Títulos y méritos no le faltan. Su doctorado en Derecho lo consiguió en Madrid tranquilamente, sencillamente, sin jactancia. Con la misma tranquilidad que supo imprimir a su brillante y amplia obra literaria: Más de veinte piezas teatrales, bellísimos libros de poesía, libros de ensayo, de viajes, aquella inolvidable serie televisiva sobre “El Séneca”, personaje con “toda la gracia del mundo”, como dirían en la Andalucía de sus orígenes. Los modernos guionistas de Televisión han sido incapaces de producir algo semejante. Y sus artículos de prensa. ¿Cuántos, don José María? ¿Dos mil, tres mil a lo largo de su vida? Y su oratoria. ¡Ah, su oratoria! Donde usted hablaba se llenaban las salas. Y cuando hablaba se cortaba el silencio, se aupaban los corazones, se caía la baba.

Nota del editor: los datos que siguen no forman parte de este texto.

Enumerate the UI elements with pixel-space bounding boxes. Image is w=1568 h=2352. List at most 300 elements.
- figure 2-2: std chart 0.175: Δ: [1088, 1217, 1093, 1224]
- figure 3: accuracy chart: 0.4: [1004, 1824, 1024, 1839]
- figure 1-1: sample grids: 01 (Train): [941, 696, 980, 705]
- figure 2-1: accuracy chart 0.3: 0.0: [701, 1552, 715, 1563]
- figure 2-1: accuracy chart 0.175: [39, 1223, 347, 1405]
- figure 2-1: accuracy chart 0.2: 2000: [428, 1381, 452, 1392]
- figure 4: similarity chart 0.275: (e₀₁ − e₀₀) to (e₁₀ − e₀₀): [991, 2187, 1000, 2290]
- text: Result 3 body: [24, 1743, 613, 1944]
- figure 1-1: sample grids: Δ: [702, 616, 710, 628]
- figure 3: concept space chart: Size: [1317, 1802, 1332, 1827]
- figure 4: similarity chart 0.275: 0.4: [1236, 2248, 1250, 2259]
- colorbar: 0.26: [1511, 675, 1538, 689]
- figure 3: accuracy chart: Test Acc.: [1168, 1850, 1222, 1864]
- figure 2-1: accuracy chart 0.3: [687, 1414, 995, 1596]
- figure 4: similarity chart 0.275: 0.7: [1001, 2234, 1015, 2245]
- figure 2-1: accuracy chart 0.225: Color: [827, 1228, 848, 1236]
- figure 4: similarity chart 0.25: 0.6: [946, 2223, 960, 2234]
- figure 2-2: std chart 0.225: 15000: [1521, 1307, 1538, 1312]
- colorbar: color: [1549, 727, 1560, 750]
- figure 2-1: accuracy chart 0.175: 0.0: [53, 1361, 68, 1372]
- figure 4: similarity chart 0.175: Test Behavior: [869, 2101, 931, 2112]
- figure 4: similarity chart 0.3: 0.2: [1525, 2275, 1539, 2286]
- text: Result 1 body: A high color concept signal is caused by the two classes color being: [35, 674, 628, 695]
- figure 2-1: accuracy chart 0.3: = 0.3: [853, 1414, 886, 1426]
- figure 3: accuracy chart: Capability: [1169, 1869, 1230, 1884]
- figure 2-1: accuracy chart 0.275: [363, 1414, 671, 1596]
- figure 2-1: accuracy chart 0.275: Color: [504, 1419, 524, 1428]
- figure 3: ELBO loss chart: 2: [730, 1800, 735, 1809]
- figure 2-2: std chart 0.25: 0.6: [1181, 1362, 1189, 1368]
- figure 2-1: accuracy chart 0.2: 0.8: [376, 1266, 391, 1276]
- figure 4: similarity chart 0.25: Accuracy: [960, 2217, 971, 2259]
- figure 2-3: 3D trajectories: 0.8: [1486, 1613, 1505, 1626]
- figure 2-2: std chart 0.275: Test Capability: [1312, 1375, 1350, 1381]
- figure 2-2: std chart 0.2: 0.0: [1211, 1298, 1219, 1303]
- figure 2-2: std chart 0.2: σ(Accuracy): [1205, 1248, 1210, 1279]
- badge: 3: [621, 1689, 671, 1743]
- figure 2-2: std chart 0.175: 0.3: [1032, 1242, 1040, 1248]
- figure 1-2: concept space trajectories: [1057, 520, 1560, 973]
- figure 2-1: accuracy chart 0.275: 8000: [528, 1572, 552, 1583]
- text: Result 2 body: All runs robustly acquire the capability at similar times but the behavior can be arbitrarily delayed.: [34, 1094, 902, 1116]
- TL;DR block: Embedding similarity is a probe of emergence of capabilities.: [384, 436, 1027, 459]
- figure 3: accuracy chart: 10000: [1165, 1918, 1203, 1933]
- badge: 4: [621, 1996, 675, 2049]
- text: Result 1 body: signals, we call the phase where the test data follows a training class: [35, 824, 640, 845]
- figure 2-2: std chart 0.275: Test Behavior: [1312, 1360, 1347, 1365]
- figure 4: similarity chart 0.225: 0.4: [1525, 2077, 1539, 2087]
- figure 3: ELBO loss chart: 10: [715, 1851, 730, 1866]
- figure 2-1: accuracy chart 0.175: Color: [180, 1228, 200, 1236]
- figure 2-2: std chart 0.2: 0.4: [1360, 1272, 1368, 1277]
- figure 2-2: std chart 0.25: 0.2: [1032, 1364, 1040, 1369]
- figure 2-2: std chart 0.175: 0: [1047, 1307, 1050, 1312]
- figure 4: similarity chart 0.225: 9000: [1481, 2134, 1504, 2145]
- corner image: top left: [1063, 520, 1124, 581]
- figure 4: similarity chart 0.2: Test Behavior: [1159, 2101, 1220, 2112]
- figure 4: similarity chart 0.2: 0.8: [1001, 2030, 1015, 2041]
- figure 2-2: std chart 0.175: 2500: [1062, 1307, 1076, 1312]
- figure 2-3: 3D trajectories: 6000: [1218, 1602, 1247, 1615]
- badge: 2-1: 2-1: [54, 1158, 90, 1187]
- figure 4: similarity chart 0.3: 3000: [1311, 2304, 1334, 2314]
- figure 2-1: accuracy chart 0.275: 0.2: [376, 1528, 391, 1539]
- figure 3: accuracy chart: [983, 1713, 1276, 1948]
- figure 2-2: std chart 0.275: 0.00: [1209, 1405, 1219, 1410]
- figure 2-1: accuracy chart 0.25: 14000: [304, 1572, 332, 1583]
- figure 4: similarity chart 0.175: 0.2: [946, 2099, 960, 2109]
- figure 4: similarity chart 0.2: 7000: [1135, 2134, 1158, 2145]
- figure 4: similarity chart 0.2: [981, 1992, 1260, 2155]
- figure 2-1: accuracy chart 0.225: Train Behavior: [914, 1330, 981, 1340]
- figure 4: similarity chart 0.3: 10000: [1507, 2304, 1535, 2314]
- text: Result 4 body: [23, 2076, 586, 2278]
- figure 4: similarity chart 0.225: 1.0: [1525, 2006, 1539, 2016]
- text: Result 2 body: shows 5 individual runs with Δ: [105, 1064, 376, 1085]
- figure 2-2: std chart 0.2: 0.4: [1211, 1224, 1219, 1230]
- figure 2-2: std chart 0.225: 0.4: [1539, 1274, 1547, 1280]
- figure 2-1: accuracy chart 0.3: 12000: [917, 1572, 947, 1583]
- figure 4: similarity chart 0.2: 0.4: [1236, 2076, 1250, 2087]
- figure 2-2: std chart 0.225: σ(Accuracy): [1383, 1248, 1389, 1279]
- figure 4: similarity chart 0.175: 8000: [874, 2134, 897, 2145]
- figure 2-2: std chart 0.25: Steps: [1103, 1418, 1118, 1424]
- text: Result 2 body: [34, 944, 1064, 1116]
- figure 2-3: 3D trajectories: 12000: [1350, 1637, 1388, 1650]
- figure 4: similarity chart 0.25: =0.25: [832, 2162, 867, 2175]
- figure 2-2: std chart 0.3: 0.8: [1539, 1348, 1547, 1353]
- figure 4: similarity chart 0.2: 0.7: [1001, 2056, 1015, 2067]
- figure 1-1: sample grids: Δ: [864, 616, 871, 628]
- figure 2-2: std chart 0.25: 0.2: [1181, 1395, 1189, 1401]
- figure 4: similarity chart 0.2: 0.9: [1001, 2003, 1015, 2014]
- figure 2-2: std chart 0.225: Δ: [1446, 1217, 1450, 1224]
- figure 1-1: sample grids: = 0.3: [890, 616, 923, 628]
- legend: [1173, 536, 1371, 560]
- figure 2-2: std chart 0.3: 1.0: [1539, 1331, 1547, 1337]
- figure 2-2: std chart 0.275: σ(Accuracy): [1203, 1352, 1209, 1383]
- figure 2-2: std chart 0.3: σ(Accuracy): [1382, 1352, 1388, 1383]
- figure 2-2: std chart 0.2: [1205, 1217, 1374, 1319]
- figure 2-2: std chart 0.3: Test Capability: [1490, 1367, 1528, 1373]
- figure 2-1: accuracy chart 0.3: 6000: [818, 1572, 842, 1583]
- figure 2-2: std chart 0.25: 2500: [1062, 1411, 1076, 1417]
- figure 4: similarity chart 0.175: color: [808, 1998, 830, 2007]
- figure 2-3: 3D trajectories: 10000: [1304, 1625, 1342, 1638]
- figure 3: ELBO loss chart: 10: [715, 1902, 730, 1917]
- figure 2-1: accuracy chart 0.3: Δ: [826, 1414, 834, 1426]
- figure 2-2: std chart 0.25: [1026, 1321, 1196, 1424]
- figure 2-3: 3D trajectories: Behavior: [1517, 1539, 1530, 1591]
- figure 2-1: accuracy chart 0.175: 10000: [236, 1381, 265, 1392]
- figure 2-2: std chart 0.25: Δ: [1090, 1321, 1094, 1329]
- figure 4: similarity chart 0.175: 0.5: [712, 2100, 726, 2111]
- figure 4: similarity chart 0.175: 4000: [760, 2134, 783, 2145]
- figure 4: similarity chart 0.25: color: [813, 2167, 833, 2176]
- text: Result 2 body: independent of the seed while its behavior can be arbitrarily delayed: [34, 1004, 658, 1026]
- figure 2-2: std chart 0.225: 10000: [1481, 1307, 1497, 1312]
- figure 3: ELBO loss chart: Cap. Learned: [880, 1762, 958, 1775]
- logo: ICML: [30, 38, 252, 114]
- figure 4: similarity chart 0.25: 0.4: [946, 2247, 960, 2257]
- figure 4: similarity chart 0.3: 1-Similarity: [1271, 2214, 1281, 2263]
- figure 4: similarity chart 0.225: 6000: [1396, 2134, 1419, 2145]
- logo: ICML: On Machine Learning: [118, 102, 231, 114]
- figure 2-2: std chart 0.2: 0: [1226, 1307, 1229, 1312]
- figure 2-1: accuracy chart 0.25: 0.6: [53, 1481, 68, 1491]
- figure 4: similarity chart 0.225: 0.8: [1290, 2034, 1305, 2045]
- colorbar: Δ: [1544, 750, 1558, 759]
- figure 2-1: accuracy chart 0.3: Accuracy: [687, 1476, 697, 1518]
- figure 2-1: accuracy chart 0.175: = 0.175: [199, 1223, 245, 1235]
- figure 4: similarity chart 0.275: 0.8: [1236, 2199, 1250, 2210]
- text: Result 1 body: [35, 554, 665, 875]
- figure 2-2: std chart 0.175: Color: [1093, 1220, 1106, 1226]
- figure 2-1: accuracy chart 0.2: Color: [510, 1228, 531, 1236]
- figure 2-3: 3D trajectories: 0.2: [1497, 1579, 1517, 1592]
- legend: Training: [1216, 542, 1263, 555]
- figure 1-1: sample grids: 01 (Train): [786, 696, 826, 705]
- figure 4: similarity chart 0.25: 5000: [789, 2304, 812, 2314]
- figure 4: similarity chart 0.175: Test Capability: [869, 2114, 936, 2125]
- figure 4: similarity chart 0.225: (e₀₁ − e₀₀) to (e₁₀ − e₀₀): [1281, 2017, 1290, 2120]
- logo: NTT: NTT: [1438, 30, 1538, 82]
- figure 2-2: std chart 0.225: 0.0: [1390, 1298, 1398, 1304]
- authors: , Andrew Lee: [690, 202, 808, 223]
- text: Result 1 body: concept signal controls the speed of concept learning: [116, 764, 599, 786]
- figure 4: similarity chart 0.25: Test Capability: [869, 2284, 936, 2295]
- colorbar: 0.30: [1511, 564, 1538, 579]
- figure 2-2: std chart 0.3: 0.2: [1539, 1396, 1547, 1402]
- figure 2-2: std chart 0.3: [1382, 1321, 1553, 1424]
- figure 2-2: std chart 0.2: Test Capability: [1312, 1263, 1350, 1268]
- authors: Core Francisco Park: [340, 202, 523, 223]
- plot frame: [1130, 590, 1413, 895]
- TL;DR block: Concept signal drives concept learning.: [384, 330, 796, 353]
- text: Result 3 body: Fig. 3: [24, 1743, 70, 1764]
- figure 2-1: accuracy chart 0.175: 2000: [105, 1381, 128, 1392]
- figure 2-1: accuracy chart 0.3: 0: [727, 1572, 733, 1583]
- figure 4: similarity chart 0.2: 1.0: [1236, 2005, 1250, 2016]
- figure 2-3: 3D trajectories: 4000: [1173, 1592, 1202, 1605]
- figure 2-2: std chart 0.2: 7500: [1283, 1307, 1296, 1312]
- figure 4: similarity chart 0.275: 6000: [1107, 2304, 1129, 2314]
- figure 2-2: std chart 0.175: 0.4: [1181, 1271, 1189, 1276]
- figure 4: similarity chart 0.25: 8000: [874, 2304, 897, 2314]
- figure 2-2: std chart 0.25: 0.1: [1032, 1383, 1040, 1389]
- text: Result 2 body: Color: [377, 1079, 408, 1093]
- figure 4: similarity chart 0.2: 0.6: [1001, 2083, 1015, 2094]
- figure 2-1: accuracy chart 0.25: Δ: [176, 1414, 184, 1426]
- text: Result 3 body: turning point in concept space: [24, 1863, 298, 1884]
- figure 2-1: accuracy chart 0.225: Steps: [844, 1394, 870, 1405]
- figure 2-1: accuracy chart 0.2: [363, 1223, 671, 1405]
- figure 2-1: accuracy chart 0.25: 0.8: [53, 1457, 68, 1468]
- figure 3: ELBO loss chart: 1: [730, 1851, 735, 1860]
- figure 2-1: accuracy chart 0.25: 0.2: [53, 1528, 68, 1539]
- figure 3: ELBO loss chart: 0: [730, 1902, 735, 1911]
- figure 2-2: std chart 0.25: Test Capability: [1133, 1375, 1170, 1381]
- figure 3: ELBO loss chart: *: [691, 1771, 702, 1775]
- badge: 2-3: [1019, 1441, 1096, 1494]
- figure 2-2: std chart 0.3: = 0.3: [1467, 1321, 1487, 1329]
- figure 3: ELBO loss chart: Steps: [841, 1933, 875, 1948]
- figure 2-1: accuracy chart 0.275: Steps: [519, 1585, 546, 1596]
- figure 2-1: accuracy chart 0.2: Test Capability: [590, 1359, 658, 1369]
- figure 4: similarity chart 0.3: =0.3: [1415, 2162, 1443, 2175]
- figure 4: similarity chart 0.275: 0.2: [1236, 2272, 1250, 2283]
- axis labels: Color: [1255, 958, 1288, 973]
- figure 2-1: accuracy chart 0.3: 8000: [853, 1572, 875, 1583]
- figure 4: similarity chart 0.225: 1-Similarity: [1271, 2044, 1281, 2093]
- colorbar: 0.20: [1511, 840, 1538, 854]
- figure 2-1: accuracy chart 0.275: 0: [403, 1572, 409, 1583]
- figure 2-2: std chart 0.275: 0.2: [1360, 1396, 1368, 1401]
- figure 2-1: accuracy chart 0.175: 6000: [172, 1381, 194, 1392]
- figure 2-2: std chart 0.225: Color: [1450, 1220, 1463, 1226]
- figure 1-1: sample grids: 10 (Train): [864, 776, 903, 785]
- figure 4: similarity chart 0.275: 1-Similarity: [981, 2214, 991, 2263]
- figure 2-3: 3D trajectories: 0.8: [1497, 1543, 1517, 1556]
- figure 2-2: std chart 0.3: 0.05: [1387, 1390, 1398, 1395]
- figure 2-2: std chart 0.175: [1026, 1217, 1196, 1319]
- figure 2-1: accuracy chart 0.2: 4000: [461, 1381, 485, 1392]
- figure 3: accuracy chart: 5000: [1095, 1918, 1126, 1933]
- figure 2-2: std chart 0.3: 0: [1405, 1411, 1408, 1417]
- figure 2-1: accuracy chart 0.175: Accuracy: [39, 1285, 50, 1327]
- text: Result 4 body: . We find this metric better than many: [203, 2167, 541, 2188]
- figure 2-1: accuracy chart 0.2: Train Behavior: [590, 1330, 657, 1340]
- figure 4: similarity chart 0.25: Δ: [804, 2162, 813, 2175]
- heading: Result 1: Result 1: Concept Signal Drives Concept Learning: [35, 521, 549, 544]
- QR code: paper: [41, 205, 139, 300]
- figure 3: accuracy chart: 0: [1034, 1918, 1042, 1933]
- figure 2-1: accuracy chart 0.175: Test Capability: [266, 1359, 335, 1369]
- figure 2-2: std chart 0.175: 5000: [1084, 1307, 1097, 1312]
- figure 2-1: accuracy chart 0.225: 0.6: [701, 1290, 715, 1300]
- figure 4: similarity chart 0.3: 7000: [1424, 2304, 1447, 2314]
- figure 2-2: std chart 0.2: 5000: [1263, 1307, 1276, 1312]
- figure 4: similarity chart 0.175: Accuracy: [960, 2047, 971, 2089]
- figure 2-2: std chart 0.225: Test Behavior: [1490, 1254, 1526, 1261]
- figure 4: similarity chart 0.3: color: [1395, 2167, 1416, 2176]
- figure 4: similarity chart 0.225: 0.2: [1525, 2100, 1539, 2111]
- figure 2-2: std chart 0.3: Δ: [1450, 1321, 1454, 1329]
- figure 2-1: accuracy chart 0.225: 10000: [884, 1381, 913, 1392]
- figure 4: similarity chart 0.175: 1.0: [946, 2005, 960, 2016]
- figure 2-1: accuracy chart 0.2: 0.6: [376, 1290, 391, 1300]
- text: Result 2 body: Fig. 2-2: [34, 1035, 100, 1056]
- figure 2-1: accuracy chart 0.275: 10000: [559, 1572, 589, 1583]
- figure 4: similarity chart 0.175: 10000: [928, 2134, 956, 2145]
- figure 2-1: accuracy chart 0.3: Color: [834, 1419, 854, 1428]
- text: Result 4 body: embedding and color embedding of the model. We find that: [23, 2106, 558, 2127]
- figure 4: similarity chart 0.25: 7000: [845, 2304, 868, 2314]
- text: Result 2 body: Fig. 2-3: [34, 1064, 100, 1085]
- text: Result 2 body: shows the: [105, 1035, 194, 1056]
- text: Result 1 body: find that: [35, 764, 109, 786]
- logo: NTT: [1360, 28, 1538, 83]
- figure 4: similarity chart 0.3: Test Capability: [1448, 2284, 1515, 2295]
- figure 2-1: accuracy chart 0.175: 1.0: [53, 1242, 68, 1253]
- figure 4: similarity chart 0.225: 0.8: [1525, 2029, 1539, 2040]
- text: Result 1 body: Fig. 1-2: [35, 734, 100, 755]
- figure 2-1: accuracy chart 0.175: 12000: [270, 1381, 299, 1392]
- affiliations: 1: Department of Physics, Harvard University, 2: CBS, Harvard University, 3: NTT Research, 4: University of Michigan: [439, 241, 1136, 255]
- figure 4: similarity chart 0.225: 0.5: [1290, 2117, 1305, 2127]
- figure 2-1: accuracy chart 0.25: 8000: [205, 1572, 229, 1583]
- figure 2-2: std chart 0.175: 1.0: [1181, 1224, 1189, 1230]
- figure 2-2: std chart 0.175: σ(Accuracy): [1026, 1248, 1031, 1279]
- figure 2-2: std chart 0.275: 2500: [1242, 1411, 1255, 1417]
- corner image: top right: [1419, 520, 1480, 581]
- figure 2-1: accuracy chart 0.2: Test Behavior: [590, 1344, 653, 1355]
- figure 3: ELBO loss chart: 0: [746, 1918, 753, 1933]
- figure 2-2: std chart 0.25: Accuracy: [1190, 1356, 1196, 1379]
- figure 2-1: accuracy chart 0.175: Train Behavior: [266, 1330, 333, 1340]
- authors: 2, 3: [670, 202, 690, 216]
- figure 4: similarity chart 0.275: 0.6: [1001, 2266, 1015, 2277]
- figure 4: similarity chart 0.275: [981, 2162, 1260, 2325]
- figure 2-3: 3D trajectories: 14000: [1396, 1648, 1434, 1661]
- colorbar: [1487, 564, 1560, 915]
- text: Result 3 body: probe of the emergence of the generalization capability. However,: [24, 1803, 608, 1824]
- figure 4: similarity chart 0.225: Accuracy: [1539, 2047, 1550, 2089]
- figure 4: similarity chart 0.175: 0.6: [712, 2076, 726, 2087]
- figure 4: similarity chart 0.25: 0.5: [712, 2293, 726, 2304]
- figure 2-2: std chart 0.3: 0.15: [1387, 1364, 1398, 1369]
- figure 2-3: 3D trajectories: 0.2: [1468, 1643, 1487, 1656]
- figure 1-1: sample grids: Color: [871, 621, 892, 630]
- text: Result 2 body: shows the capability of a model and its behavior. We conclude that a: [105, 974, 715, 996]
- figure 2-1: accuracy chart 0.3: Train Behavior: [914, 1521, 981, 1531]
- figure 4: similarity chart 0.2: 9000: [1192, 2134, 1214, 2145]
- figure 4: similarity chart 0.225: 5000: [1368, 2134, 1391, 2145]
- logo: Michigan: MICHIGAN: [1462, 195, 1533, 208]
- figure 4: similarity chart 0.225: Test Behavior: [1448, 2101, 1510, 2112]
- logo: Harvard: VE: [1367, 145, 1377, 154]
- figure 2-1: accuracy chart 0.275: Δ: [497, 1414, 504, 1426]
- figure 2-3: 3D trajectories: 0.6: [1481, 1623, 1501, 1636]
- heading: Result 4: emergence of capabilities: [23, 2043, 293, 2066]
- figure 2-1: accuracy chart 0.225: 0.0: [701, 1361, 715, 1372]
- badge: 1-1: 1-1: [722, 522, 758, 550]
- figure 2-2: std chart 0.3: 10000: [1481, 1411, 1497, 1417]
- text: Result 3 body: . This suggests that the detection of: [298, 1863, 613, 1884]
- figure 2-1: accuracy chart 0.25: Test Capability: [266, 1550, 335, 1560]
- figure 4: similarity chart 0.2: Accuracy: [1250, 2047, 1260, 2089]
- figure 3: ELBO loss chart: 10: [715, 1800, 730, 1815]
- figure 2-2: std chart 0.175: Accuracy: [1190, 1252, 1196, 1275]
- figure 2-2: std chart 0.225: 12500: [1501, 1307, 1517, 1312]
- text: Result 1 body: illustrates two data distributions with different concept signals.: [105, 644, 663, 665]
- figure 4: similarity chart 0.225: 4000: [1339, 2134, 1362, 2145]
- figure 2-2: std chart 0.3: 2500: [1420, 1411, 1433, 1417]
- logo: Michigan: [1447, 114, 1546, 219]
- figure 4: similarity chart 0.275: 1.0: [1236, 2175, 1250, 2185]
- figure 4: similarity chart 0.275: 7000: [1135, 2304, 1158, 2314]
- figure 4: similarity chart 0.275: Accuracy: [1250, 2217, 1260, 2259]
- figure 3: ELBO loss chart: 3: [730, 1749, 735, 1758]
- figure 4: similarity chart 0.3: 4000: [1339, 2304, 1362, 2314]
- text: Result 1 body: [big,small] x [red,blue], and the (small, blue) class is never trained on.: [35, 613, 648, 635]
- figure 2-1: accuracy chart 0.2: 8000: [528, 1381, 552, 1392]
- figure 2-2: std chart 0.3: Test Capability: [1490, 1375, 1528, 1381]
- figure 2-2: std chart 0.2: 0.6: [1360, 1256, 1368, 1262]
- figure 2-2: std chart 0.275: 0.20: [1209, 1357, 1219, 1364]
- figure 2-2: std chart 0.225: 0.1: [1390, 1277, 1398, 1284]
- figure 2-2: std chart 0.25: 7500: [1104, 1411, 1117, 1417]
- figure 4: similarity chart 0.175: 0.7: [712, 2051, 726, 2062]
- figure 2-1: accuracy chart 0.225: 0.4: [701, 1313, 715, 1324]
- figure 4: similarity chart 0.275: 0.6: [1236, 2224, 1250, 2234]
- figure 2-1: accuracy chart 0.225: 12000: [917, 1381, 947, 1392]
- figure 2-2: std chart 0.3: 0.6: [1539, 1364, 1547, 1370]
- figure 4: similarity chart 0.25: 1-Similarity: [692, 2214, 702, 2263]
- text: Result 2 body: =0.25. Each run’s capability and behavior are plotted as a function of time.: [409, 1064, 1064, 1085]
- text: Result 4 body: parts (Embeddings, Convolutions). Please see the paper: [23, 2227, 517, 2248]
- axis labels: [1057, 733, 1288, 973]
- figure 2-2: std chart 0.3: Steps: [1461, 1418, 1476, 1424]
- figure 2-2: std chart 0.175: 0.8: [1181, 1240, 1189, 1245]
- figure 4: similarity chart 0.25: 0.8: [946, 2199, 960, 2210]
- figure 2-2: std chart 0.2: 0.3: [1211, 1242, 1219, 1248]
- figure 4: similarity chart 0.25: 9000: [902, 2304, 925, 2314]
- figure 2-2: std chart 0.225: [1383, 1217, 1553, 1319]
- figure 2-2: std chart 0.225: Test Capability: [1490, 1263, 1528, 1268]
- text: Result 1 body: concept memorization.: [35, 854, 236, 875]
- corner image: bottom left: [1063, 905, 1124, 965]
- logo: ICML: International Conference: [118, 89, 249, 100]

Eso de que le tienen a usted olvidado no es del todo verdad. Valéry decía que la misión del poeta no es buscar inspiración para sí mismo, sino inspirar a sus lectores. Y millones de personas, entre las que me cuento, inspiradas por sus versos en el ancho mundo de la lengua española, no pueden olvidarle a usted. Imposible. Discriminado sí que le tienen los mezquinos historiadores de la poesía castellana. ¡Y lo que le importará a usted eso! La elegancia espiritual del gaditano pasa de definiciones, de aplausos o de olvidos.
¿Por qué, vamos a ver, hay quienes se empeñan en excluirle a usted de la Generación poética del 27? ¿Es usted menos poeta que Vicente Aleixandre, Dámaso Alonso, Manuel Altolaguirre, Luis Cernuda, García Lorca, Jorge Guillén, Emilio Prados, Pedro Salinas o que su paisano Rafael Alberti? ¡Distinto sí que es! ¡Es claro! Todos somos distintos a todos. ¡Aviados estaríamos si los autores escribiéramos todos igual, anduviéramos con el mismo contoneo de caderas y usáramos idénticos cristales para ver la vida! Si Alberti, de ahí al lado, de ese Puerto de Santa María por donde Cádiz se prolonga es propagador de eso que llaman materialismo dialéctico y a usted le da la gana de expresarse en un espiritualismo católico de por libre, ¿qué mal hay? ¡Allá cada cual con sus sentimientos y con sus ideas! La poesía no es de izquierda ni de derecha, ni católica ni marxista. Decía Mollarme que la poesía no se hace con ideas. Y menos con ideas políticas. Entonces ya no es poesía. Es panfleto en verso. Y no sé por qué me viene a la mente el nombre de Arrabal.
Aún no le he dicho por qué le escribo esta carta. Disculpe. El pasado 19 de mayo el rey de España le impuso a usted la insignia de la orden del Toisón de Oro, la condecoración de mayor prestigio en el mundo. Se la concedieron “por los servicios prestados durante muchos años a don Juan de Borbón y por la lealtad que ha tenido a la institución monárquica”.
Leí mucho papel sobre este acto. Periódicos y revistas se ocuparon de usted y le hicieron preguntas. Puede que no lo recuerde, pero en todas sus contestaciones destacaba una frase: Que aquello no le emocionaba, que ya tiene usted muchos años y pasa de emociones. Fueron palabras, claro; porque en las fotografías del acto que pude ver aparecía usted visiblemente emocionado. Naturalmente emocionado. ¡Humanamente emocionado, don José María!
Y de esto quería yo hablarle, de la emoción. No podré, porque esta sección sólo dispone de una página y la estoy consumiendo ya. ¡Lástima! Pero aún me queda tiempo para decirle que mi primera emoción teatral y religiosa me la proporcionó usted: Tenía yo nueve años cuando asistí a una representación de “El Divino Impaciente”, la obra que le lanzó a la fama como autor teatral. Y creo que en aquel patio de butacas sentí mi primer contacto serio con lo divino. También me he emocionado y hecho emocionar a centenares de personas recitando su bellísimo y profundo poema “Romance del Hijo”. ¡Yo he puesto mi eternidad en un capullo tan tierno…!” De memoria me lo sé, señor Pemán.
No, don José María; la emoción no tiene edad. Se emocionan los niños entre campos de amapolas y espumas de playas tranquilas; se emocionan los adultos ante el amor arraigado y los besos sin engaños; se emocionan los ancianos junto al fuego compañero, descargando sus años cansados en el hombre amigo, en el brazo familiar. Tolstoi decía que cuando uno se emociona llega a creerse el eje del universo. Verdad. Y son más bellas esas emociones que vivimos en común cada día, esos lazos misteriosos que nos atan con sensibilidad acorde a otros corazones, a otras almas, a otras emociones.
Y con algo de emoción también, don José María, me despido y le saludo.